Le explicó que la señora del cuadro era una de las rebeldes de la época, el padre le había hecho estudiar, le enseñó filosofía y como era médico, la formó en medicina fuera del sistema educativo. Resultó una gran profesional autodidacta que participaba con su esposo en el grupo de los lectores nocturnos, reuniones que se hacían en diferentes bóvedas o tumbas con la connivencia del sereno, hombre ilustrado que participaba de las reuniones. A ello se sumaba la complicidad del miedo, terror que las sombras de la noche generaban al posarse sobre el camposanto. En días concertados, los lectores se desperdigaban al caer la tarde antes del cierre del cementerio con gran cautela, se distribuían y uno siempre quedaba de vigía, por si acaso, con una campana de bronce que le exhibió, estaba debajo del cuadro. 

Continuó diciendo, “los libros se escondían en los cajones de los fallecidos más antiguos, puro cenizas y huesos, con todo respeto y decoro. Muchos eran familiares de la congregación a cuyas bóvedas tenían acceso. El cierre intempestivo del cementerio por la peste de 1870/71, más el estricto control de la fiebre amarilla, que mató a muchos lectores y la prohibición gubernamental de acceder al lugar y su clausura, dejó a los libros sin lectores, el cuidador también pereció en tan desigual combate con la fiebre”. Beto escuchaba con atención, tristeza y una profunda congoja. Agradeció a la señora su atención, prometió traerle algunos ejemplares con la señal que ella le había mostrado en otros libros que estaban en su poder, hecho que cumplió. 

El muchacho continuó con su tarea de salvar los libros de los lectores nocturnos, hoy cuenta con una hermosa biblioteca donde lucen libros de varios siglos atrás, con títulos extraños y autores que después conoció como Voltaire, Rousseau, Diderot, entre tantos otros. Algunos ejemplares los donó a la biblioteca popular. 

Afirma que en noches cálidas o frías, despejadas o nubladas, siempre ve sombras, luego de terminar su tarea en la habitación de la biblioteca, que se mueven con sigilo, libros que se hallan después acomodados en otro lugar.
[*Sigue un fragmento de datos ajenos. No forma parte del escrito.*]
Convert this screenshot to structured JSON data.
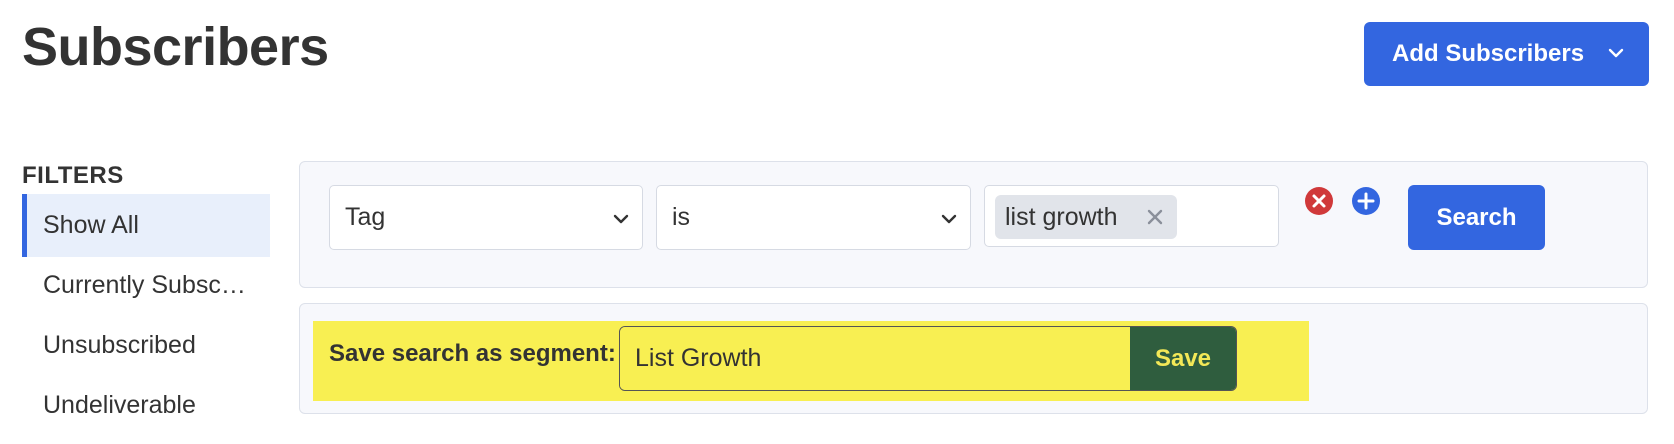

El mayor placer que tiene, a pesar del susto inicial, es escuchar desde el más allá una voz prístina leyendo un texto mientras otras voces comentan como una oración que se pierde en la noche, buscando la luna o el espacio eterno entre las estrellas. 

Me olvidaba: uno de los libros de los lectores nocturnos se encuentra en mi biblioteca. Una sombra a la noche lo visita. Mantenemos buena relación, nunca me molesta y yo tampoco. Somos buenos vecinos.